O advogado Yan Pini, morador num dos condomínios do entorno da Tapajós, que sofre com o que chama de descaso do poder público em relação a essa questão, diz que além de vários pedidos de Fiscalização, já foram tomadas providências judiciais para resolução da questão. “Há sete anos, quando só tinha o bar Paparazzi, conseguimos uma vitória e o bar foi fechado. Atualmente, com tantos bares barulhentos e com a incapacidade do poder público municipal de fazer cumprir a lei, fizemos denúncias, com abaixo-assinado, no Ministério Público e entramos com ação judicial para defender nosso direito ao sossego. As pessoas vêm sentindo o problema na pele e estão mais dispostas a lutar pelo direito a dormir em paz. Não desprezamos o apoio na área política como esta conversa que tivemos com os secretários, mas cremos ser necessário também bater às portas da Justiça, como temos feito, para que a Prefeitura exija o laudo de isolamento acústico dos bares e fiscalize suas atividades”, conclui Yan.

Francisco Moreira, um dos líderes do movimento pela garantia do sossego na região, disse: “Não é possível que o interesse econômico de meia dúzia de empresários prevaleça sobre o direito ao sossego nos fins de semana de centenas de moradores e prejudique a feira livre que ocorre na Tapajós aos domingos, que abastece guarulhenses de diversos bairros da cidade. Não somos contra os bares, mas não descansaremos até que o poder público faça cumprir a lei”, afirma Moreira.

OUTRO LADO

A demanda está sendo enviada à Prefeitura para que outras secretarias se manifestem. O espaço fica aberto para que os proprietários dos bares apresentem sua versão ou resposta para as queixas.

RESPOSTA DA PREFEITURA

A Secretaria de Desenvolvimento Urbano (SDU) informa que desde a publicação do decreto de flexibilização dos bares e restaurantes, já realizou 1.925 vistorias em diversos bairros da cidade, sendo autuados 448 estabelecimentos e outros 42 lacrados.

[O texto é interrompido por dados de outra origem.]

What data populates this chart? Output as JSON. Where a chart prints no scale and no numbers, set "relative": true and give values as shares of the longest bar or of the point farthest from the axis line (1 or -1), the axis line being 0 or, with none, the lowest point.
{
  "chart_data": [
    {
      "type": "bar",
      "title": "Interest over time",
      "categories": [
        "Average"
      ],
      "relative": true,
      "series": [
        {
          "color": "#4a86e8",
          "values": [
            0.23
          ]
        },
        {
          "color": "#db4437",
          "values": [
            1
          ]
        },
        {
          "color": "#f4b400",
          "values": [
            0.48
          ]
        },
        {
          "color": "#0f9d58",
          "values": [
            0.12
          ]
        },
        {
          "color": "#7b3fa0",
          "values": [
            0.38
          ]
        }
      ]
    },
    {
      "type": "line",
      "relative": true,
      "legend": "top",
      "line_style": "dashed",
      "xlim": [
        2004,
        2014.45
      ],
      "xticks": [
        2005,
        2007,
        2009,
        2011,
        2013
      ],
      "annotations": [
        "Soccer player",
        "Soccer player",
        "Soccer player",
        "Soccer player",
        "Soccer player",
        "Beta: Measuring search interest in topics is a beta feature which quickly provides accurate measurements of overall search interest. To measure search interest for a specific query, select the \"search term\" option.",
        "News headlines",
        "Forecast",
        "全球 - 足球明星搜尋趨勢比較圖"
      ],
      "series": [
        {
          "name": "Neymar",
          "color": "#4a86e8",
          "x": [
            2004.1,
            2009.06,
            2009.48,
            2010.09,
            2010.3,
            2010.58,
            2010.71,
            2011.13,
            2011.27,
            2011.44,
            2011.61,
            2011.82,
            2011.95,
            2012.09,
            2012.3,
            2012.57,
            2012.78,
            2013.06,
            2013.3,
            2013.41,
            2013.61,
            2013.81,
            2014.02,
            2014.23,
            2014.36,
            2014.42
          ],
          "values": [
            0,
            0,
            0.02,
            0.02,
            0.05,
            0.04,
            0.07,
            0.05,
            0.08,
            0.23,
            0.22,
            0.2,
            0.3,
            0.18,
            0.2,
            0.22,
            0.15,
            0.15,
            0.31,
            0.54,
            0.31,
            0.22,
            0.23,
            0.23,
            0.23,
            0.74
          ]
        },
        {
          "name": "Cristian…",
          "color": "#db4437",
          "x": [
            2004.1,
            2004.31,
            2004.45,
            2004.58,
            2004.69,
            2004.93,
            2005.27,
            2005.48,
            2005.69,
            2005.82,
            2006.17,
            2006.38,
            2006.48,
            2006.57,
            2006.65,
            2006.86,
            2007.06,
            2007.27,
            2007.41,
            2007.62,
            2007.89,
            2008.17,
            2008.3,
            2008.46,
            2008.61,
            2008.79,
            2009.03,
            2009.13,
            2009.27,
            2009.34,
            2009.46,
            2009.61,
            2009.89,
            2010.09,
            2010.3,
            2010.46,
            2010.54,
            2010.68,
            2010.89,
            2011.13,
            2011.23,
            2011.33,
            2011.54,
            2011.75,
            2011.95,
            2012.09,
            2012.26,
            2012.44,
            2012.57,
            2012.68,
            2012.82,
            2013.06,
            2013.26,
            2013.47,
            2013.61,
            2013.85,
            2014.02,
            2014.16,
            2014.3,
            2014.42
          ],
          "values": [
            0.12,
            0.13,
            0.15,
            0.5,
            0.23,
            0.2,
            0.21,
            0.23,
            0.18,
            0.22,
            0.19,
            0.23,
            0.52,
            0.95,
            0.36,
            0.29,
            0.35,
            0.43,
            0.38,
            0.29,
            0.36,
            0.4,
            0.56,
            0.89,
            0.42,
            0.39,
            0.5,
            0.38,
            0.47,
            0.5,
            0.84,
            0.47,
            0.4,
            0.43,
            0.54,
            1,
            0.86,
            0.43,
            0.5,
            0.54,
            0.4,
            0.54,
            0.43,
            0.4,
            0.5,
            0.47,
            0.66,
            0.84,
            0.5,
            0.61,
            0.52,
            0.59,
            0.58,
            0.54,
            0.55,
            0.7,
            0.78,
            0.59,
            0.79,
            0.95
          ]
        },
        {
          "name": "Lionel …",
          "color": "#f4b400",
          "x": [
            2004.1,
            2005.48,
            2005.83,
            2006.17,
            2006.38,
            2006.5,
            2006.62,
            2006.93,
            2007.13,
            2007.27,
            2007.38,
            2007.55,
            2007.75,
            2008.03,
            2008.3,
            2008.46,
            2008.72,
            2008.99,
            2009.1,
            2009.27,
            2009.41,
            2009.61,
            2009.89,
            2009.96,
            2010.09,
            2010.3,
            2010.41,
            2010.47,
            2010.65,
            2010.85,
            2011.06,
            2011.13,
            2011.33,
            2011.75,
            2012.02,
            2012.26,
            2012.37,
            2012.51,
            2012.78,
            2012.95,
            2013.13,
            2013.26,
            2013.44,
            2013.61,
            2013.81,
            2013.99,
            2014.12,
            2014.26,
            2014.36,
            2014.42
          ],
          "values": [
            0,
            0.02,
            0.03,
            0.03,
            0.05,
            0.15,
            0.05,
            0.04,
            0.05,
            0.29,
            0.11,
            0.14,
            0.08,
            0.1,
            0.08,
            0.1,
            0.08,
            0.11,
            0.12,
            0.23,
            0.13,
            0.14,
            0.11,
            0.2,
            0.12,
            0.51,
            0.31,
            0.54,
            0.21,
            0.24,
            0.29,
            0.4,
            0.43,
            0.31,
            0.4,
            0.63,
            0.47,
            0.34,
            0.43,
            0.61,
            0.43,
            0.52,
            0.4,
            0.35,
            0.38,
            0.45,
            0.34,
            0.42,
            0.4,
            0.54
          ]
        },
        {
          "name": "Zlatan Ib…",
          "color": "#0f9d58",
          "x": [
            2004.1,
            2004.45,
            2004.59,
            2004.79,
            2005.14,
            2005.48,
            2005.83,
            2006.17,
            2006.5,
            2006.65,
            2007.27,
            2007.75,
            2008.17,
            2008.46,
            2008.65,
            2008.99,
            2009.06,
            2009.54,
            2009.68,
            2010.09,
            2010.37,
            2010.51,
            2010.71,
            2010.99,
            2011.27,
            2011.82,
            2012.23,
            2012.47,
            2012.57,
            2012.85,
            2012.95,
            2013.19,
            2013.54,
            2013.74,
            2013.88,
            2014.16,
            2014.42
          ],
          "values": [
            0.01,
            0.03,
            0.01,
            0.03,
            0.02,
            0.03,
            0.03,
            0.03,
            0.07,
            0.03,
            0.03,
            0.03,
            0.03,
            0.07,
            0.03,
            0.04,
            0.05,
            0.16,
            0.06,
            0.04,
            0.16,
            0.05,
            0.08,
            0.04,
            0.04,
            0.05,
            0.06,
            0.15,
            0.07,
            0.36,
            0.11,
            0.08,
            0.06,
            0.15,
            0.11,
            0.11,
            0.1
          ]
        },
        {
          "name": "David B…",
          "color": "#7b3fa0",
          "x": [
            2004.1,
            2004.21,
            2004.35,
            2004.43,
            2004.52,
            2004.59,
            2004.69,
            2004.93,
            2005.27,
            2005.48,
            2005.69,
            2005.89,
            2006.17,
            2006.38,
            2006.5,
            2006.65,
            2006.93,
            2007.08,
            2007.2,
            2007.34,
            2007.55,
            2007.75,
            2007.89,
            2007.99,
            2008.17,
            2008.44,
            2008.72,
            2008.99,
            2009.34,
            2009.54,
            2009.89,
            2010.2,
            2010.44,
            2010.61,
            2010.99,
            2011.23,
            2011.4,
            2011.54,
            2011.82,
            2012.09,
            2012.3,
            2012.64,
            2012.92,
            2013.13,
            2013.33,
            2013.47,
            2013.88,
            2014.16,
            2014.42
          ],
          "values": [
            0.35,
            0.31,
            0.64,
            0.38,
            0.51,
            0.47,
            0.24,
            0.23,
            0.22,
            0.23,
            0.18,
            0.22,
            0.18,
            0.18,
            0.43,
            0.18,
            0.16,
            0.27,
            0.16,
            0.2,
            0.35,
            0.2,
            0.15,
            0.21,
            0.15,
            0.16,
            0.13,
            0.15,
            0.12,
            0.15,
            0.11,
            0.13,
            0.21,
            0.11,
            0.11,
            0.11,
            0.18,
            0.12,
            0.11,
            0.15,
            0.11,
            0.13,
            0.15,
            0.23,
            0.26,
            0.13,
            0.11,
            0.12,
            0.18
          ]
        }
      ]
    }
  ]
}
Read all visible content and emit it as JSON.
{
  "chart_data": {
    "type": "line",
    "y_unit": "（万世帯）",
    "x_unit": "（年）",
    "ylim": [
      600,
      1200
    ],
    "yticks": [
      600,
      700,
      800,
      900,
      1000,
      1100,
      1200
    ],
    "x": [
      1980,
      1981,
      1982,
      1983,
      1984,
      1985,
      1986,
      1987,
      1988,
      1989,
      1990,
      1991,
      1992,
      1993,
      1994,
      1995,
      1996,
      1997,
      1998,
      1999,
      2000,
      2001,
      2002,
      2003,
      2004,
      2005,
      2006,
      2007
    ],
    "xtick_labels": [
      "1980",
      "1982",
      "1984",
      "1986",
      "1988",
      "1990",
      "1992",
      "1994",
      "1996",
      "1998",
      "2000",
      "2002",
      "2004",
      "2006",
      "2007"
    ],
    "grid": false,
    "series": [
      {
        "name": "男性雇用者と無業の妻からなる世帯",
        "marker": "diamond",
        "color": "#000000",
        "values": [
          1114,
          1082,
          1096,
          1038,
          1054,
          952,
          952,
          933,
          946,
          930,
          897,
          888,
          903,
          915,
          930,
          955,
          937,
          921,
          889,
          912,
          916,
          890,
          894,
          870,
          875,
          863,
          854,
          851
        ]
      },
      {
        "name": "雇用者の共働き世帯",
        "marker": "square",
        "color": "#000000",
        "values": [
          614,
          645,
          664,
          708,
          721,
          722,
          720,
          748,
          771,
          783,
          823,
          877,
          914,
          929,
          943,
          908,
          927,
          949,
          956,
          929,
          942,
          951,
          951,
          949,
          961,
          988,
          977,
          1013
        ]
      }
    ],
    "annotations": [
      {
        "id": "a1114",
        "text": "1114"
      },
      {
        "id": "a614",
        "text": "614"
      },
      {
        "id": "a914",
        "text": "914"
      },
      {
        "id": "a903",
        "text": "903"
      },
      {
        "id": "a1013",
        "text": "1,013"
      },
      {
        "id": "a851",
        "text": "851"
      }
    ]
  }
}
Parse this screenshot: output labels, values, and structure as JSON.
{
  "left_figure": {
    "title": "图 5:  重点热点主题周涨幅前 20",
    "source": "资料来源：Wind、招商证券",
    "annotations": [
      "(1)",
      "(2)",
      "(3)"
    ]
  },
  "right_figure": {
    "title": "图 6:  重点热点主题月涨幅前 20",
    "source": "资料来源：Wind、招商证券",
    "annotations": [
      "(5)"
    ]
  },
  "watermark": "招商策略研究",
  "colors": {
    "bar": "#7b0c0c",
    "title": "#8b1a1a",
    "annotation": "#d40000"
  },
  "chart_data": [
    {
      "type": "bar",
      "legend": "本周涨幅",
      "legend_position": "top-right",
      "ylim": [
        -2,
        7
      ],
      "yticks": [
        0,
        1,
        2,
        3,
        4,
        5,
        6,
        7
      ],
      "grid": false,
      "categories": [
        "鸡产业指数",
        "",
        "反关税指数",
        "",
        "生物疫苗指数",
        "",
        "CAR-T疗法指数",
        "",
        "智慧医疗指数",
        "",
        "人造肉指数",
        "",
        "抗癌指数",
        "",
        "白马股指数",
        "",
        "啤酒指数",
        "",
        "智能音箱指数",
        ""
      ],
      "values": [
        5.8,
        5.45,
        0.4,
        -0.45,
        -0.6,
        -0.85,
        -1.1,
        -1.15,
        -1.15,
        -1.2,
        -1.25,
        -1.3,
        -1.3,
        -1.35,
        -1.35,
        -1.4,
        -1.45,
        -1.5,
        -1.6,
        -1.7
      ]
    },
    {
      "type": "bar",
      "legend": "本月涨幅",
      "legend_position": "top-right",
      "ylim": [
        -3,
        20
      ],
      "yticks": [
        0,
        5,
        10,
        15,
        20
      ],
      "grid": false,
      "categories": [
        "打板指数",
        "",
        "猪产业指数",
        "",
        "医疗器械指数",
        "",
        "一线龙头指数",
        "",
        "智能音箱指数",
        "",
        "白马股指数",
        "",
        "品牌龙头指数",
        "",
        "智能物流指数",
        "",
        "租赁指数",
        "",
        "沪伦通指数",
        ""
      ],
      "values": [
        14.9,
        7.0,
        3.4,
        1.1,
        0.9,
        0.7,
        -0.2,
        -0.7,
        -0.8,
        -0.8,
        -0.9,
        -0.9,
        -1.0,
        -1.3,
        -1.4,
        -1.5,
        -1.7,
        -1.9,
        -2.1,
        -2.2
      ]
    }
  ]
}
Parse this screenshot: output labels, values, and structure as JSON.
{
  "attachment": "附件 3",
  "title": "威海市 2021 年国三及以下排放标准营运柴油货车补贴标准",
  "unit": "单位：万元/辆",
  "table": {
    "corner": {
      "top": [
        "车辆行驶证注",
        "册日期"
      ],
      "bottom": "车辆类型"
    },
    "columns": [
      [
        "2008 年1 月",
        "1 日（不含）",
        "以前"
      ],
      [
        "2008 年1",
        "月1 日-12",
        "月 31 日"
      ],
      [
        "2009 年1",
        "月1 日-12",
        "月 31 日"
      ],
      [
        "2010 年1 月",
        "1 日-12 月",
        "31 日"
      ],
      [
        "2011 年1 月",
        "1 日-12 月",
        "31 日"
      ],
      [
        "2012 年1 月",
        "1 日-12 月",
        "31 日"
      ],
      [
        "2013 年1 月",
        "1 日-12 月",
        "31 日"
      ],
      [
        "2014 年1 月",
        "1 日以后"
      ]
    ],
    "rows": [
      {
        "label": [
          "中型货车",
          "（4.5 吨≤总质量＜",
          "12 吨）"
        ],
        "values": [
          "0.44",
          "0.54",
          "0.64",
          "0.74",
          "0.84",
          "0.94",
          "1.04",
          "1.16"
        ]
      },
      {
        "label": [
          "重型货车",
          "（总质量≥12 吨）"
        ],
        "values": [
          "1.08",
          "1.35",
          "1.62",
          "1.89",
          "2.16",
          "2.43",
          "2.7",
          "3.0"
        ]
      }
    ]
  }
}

Informa ainda que, em relação à rua Tapajós e suas adjacências, já foram lavradas 8 multas, tanto por perturbação do sossego quanto pelo desrespeito às normas de higiene e segurança determinadas, prezando pela não disseminação da COVID-19, chegando inclusive a lacração de um estabelecimento. 
 
A Pasta irá oficiar todos os estabelecimentos da rua e do entorno para que respeitem o horário de funcionamento sob pena de multa, cassação da licença e lacração.